フラグを全力で育てる系女子の恋愛事情〜なぜか溺愛されてますが〜
カースト上位のメンズって、誰にでもこんなこと聞いて遊んでるんだろうか。自分に自信がなきゃ、絶対できないことだ。

でもこれ、よく考えたらフラグになりそうかもしれない。この二人のどっちかとって意味じゃなくて、私がこの手を使って誰かに聞いてみるとか。

ーーねぇねぇ、私と華だったらどっちと付き合いたい?

あ、無理だ。聞く勇気ないし、そもそも聞く前から答え分かるし。

「相崎さんはよく食べるヤツが好きなんだね。今度、俺と何か食べに行こうよ」

無邪気にニコッと笑う藤君は、イケメン。

だけどこうして話してみると、彼はチャラっとした見た目よりも可愛らしい感じの男子らしい。

「来てよ」

「え?」

「ウチに来てよ」

私の言葉に、藤君が目をまん丸にした。

「相崎さん、めっちゃ大胆じゃん!」

江南君が楽しそうな声を上げる。

「は?何が?」

「ちょっと小夏、ちゃんと言わないと分かんないでしょ。アンタの家が」

「あぁ」

そういえば、言うのを忘れてた。中学では私の家がなにしてるかなんて、誰でも知ってたから。
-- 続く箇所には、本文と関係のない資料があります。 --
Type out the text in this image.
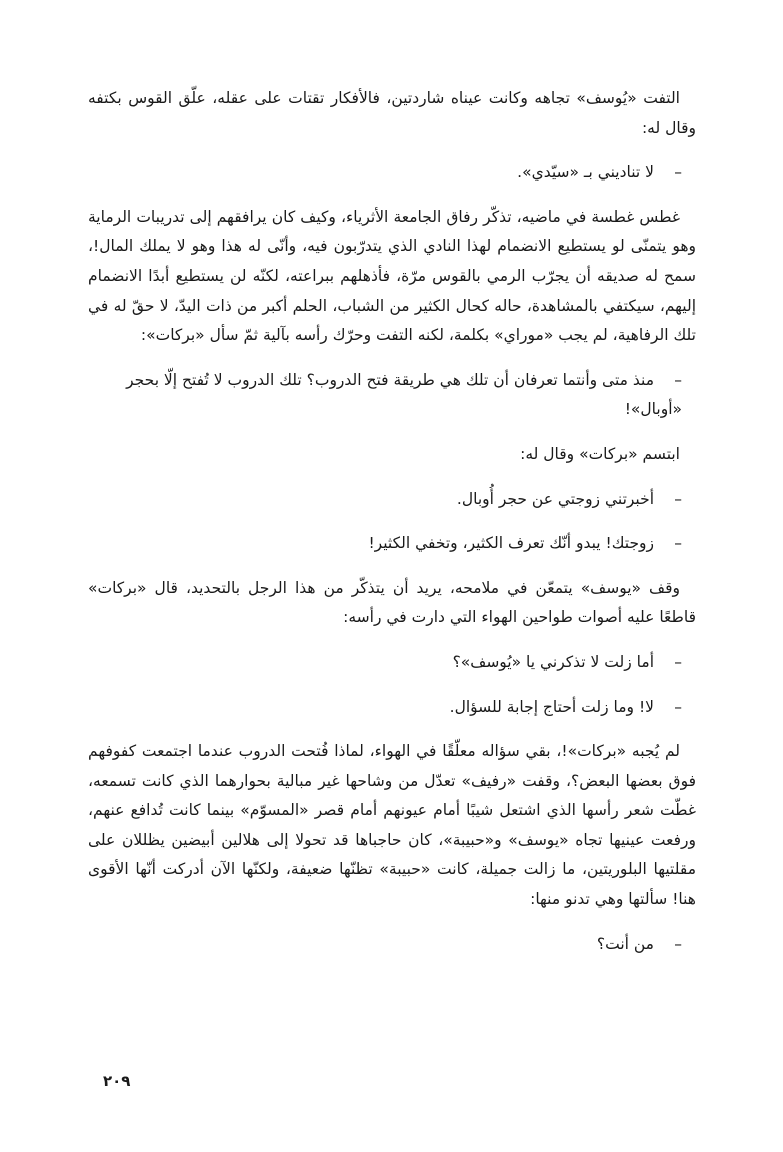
التفت «يُوسف» تجاهه وكانت عيناه شاردتين، فالأفكار تقتات على عقله، علّق القوس بكتفه وقال له:

–لا تناديني بـ «سيّدي».

غطس غطسة في ماضيه، تذكّر رفاق الجامعة الأثرياء، وكيف كان يرافقهم إلى تدريبات الرماية وهو يتمنّى لو يستطيع الانضمام لهذا النادي الذي يتدرّبون فيه، وأنّى له هذا وهو لا يملك المال!، سمح له صديقه أن يجرّب الرمي بالقوس مرّة، فأذهلهم ببراعته، لكنّه لن يستطيع أبدًا الانضمام إليهم، سيكتفي بالمشاهدة، حاله كحال الكثير من الشباب، الحلم أكبر من ذات اليدّ، لا حقّ له في تلك الرفاهية، لم يجب «موراي» بكلمة، لكنه التفت وحرّك رأسه بآلية ثمّ سأل «بركات»:

–منذ متى وأنتما تعرفان أن تلك هي طريقة فتح الدروب؟ تلك الدروب لا تُفتح إلّا بحجر «أوبال»!

ابتسم «بركات» وقال له:

–أخبرتني زوجتي عن حجر أُوبال.

–زوجتك! يبدو أنّك تعرف الكثير، وتخفي الكثير!

وقف «يوسف» يتمعّن في ملامحه، يريد أن يتذكّر من هذا الرجل بالتحديد، قال «بركات» قاطعًا عليه أصوات طواحين الهواء التي دارت في رأسه:

–أما زلت لا تذكرني يا «يُوسف»؟

–لا! وما زلت أحتاج إجابة للسؤال.

لم يُجبه «بركات»!، بقي سؤاله معلّقًا في الهواء، لماذا فُتحت الدروب عندما اجتمعت كفوفهم فوق بعضها البعض؟، وقفت «رفيف» تعدّل من وشاحها غير مبالية بحوارهما الذي كانت تسمعه، غطّت شعر رأسها الذي اشتعل شيبًا أمام عيونهم أمام قصر «المسوّم» بينما كانت تُدافع عنهم، ورفعت عينيها تجاه «يوسف» و«حبيبة»، كان حاجباها قد تحولا إلى هلالين أبيضين يظللان على مقلتيها البلوريتين، ما زالت جميلة، كانت «حبيبة» تظنّها ضعيفة، ولكنّها الآن أدركت أنّها الأقوى هنا! سألتها وهي تدنو منها:

–من أنت؟

٢٠٩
「ウチ、ラーメン屋だから。そこに食べに来てねって意味だよ」

「え、相崎さんちラーメン屋なの?」

「うん。ラーメン相崎って言うの。たくさん食べる人は売り上げに貢献してくれるから、好きなんだ」

私にとっては至極当たり前のことを言っただけ。なのにメンズ二人は顔を見合わせた後、思いっきり噴き出した。

「相崎さんおもしれー!」

「大食いが好きって、そういう意味かよ!」

またゲラゲラ笑ってるけど、なにが面白いのかさっぱり分かんない。

「相崎さん変わってるね」

「藤君にディスられた」

「ディスってないない!むしろ逆!」

藤君は笑顔のまま。

「今度行くよ。な、太一」

「おう!行く行く」

これは来ないやつ、社交辞令だな。

「絶対行くから、ね?」

少しだけ首を傾げながらそう言う藤君は、やっぱりあざと可愛かった。